1914 'Option Ost'

Hi!

Mit dem Beginn des Ersten Weltkrieges wird aus deutscher Sicht immer der Schlieffen-Plan verknüpft:

  • Sieben Armees offensiv im Westen
  • Eine Armee defensiv in Osten
  • schneller Vorstoß im Westen unter Verletzung der Neutralität Belgiens und Luxemburgs, um in einer gigantischen Kesselschlacht die französischen Truppen zu vernichten

Was darauf geworden ist, kann man in den Geschichtsbüchern nachlesen.

Nun habe ich vor wenigen Tagen von einer so genannten „Option Ost“ gehört, die es angeblich in der Obersten Heeresleitung gegeben hat, aber zugunsten des Schlieffen-Plans verworfen wurde. Diese „Option Ost“ nahm wesentlich stärkeren Bezug auf die politischen Gegebenheiten als der Schlieffen-Plan und soll etwa so ausgesehen haben:

  • drei Armeen defensiv im Westen
  • fünf Armeen offensiv im Osten
  • keine Kriegserklärung an Frankreich oder Großbritannien
  • schneller Vorstoßt im Osten, um Russland zu besiegen
  • als Folge des Sieges im Osten staatliche Selbstständigkeit für Polen, das Baltikum und Finnland mit entsprechender politischer Bindung an das Deutsche Reich

Dieser Plan scheiterte angeblich nicht an einer Nichtdurchführbarkeit, sondern am Widerstand des Kaiserhauses und des ihm ergebenen Hochadels, weil die Folge eine Stärkung des Parlamentes wäre (evtl. mit Umwandlung des Reiches hin zu einer parlamentarischen Monarchie).

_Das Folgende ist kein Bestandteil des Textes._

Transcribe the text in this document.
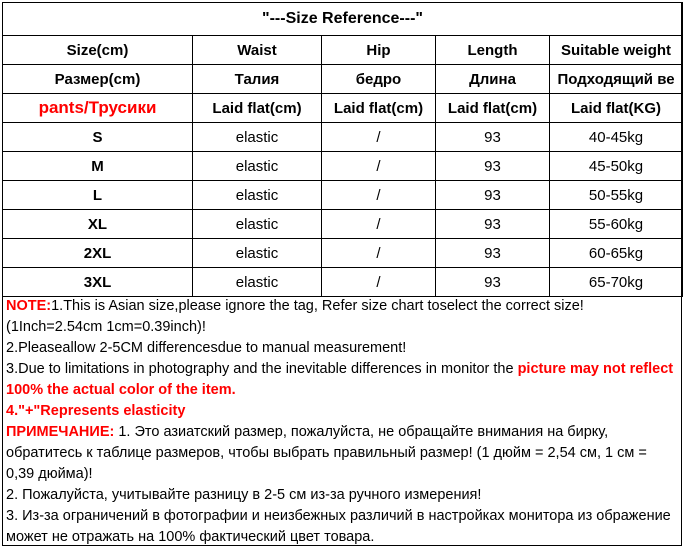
"---Size Reference---"				
Size(cm)	Waist	Hip	Length	Suitable weight
Размер(cm)	Талия	бедро	Длина	Подходящий ве
pants/Трусики	Laid flat(cm)	Laid flat(cm)	Laid flat(cm)	Laid flat(KG)
S	elastic	/	93	40-45kg
M	elastic	/	93	45-50kg
L	elastic	/	93	50-55kg
XL	elastic	/	93	55-60kg
2XL	elastic	/	93	60-65kg
3XL	elastic	/	93	65-70kg

NOTE:1.This is Asian size,please ignore the tag, Refer size chart toselect the correct size!(1Inch=2.54cm 1cm=0.39inch)!

2.Pleaseallow 2-5CM differencesdue to manual measurement!

3.Due to limitations in photography and the inevitable differences in monitor the picture may not reflect 100% the actual color of the item.

4."+"Represents elasticity

ПРИМЕЧАНИЕ: 1. Это азиатский размер, пожалуйста, не обращайте внимания на бирку, обратитесь к таблице размеров, чтобы выбрать правильный размер! (1 дюйм = 2,54 см, 1 см = 0,39 дюйма)!

2. Пожалуйста, учитывайте разницу в 2-5 см из-за ручного измерения!

3. Из-за ограничений в фотографии и неизбежных различий в настройках монитора из ображение может не отражать на 100% фактический цвет товара.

Denn diese „Option Ost“ würde den konservativsten Staat, Russland, beseitigen, während die parlamentarischen Staaten wie Frankreich und Großbritannien (und die USA in der Ferne) ungeschoren bestehen blieben.

Das Interessante an dieser „Option Ost“ ist die Tatsache, dass die Ereignisse von 1914 sie tatsächlich möglich gemacht hätten. Das parlamentarische Frankreich hätte sich schwer getan mit einer Kriegserklärung gegen das Deutsche Reich, und die Verletzung der belgischen Neutralität hätte durch Frankreich und nicht Deutschland erfolgen müssen - was Großbritannien in höchste Erklärungsnot gebracht hätte. Außerdem wären die USA gegenüber Deutschland wesentliche positiver ausgerichtet, da das totalitäre Russland beseitigt wurde.

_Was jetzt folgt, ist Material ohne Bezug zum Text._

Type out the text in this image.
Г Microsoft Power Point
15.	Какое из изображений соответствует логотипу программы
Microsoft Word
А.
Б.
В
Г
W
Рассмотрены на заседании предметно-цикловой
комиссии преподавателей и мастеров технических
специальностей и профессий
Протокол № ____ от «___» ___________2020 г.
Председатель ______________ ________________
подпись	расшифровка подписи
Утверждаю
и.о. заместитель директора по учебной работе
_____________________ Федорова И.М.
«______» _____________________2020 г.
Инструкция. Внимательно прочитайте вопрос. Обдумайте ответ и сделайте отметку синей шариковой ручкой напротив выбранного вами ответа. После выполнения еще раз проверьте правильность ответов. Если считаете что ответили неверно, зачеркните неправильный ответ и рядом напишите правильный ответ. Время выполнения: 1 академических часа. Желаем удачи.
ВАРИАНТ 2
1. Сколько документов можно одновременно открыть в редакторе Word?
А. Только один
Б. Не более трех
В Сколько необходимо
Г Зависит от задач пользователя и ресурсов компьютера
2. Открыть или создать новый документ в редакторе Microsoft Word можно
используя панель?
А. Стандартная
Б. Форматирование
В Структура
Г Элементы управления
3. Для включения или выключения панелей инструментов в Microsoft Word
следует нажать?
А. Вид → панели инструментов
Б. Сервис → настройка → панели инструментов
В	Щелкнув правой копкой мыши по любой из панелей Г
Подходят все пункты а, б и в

Hat jemand von dieser „Option Ost“ für 1914 gehört?

Grüße
Heinrich

Hallo Heinrich,

Mit dem Beginn des Ersten Weltkrieges wird aus deutscher Sicht
immer der Schlieffen-Plan verknüpft:
Nun habe ich vor wenigen Tagen von einer so genannten „Option
Ost“ gehört, die es angeblich in der Obersten Heeresleitung
gegeben hat, aber zugunsten des Schlieffen-Plans verworfen
wurde. Diese „Option Ost“ nahm wesentlich stärkeren Bezug auf
die politischen Gegebenheiten als der Schlieffen-Plan und soll
etwa so ausgesehen haben:

  • drei Armeen defensiv im Westen
  • fünf Armeen offensiv im Osten
  • keine Kriegserklärung an Frankreich oder Großbritannien
  • schneller Vorstoßt im Osten, um Russland zu besiegen
  • als Folge des Sieges im Osten staatliche Selbstständigkeit
    für Polen, das Baltikum und Finnland mit entsprechender
    politischer Bindung an das Deutsche Reich

Hat jemand von dieser „Option Ost“ für 1914 gehört?

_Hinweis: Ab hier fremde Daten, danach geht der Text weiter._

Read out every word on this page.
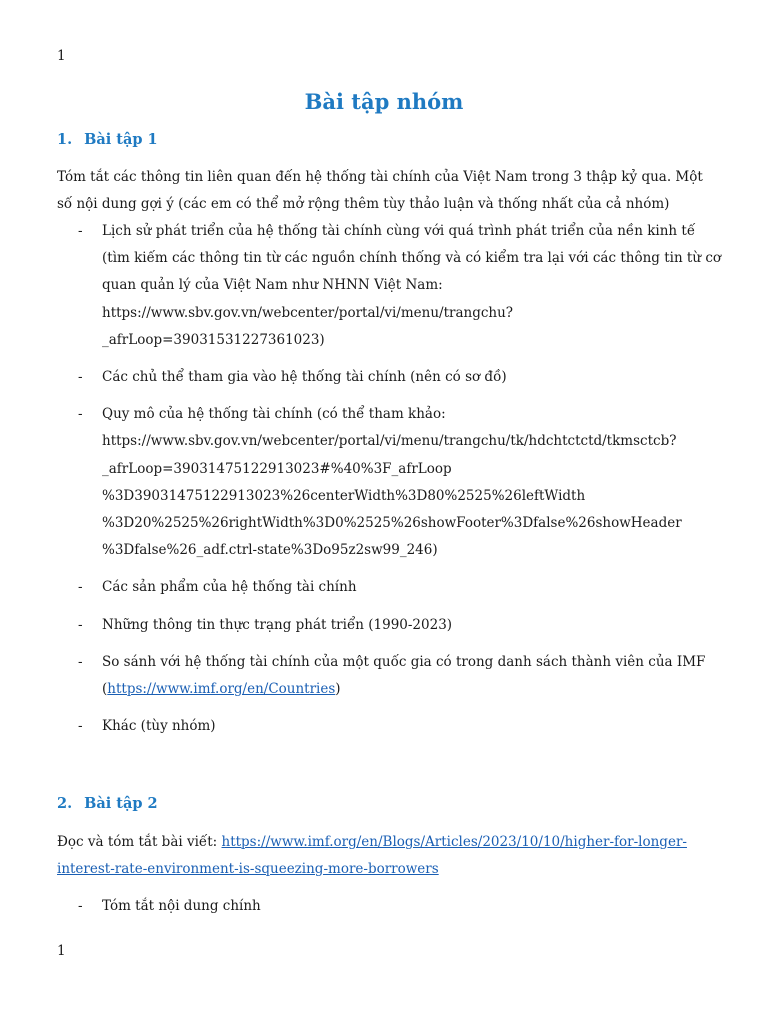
1
Bài tập nhóm
1. Bài tập 1
Tóm tắt các thông tin liên quan đến hệ thống tài chính của Việt Nam trong 3 thập kỷ qua. Một số nội dung gợi ý (các em có thể mở rộng thêm tùy thảo luận và thống nhất của cả nhóm)
- Lịch sử phát triển của hệ thống tài chính cùng với quá trình phát triển của nền kinh tế
(tìm kiếm các thông tin từ các nguồn chính thống và có kiểm tra lại với các thông tin từ cơ
quan quản lý của Việt Nam như NHNN Việt Nam:
https://www.sbv.gov.vn/webcenter/portal/vi/menu/trangchu?
_afrLoop=39031531227361023)
- Các chủ thể tham gia vào hệ thống tài chính (nên có sơ đồ)
- Quy mô của hệ thống tài chính (có thể tham khảo:
https://www.sbv.gov.vn/webcenter/portal/vi/menu/trangchu/tk/hdchtctctd/tkmsctcb?
_afrLoop=39031475122913023#%40%3F_afrLoop
%3D39031475122913023%26centerWidth%3D80%2525%26leftWidth
%3D20%2525%26rightWidth%3D0%2525%26showFooter%3Dfalse%26showHeader
%3Dfalse%26_adf.ctrl-state%3Do95z2sw99_246)
- Các sản phẩm của hệ thống tài chính
- Những thông tin thực trạng phát triển (1990-2023)
- So sánh với hệ thống tài chính của một quốc gia có trong danh sách thành viên của IMF
(https://www.imf.org/en/Countries)
- Khác (tùy nhóm)
2. Bài tập 2
Đọc và tóm tắt bài viết: https://www.imf.org/en/Blogs/Articles/2023/10/10/higher-for-longer-
interest-rate-environment-is-squeezing-more-borrowers
- Tóm tắt nội dung chính
1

Vielleicht ist damit der Plan des älteren Moltke (Helmuth Karl Bernhard von Moltke) gemeint, zuerst im Osten aggresiv anzugreifen und im Westen defensiv zu bleiben, auch als „Grosser Ostaufmarch“ bezeichnet.
http://www.geschichtsforum.de/f58/grosser-ostaufmars…
http://212.227.62.226/geschichtsforum/f62/grosser-au…
Dieser Plan wurde dann zugunsten des Schlieffen-Plans verworfen, ironischerweise auch von Moltke dem jüngeren (Helmuth Johannes Ludwig von Moltke), dem Neffen von Moltke dem älteren.
Näheres dazu findest Du auch in dem Buch von Annika Mombauer: Helmuth von Moltke and the origins of the First World War.Cambridge: Cambridge Univ.Press 2001, ISBN 0-521-79101-4 Buch anschauen dort auf den Seiten 100 -105.

Viele Grüsse
Klaus Bernstein

Hallo Heinrich,

Nun habe ich vor wenigen Tagen von einer so genannten „Option
Ost“ gehört, die es angeblich in der Obersten Heeresleitung
gegeben hat, aber zugunsten des Schlieffen-Plans verworfen
wurde. Diese „Option Ost“ nahm wesentlich stärkeren Bezug auf
die politischen Gegebenheiten entsprechender
politischer Bindung an das Deutsche Reich…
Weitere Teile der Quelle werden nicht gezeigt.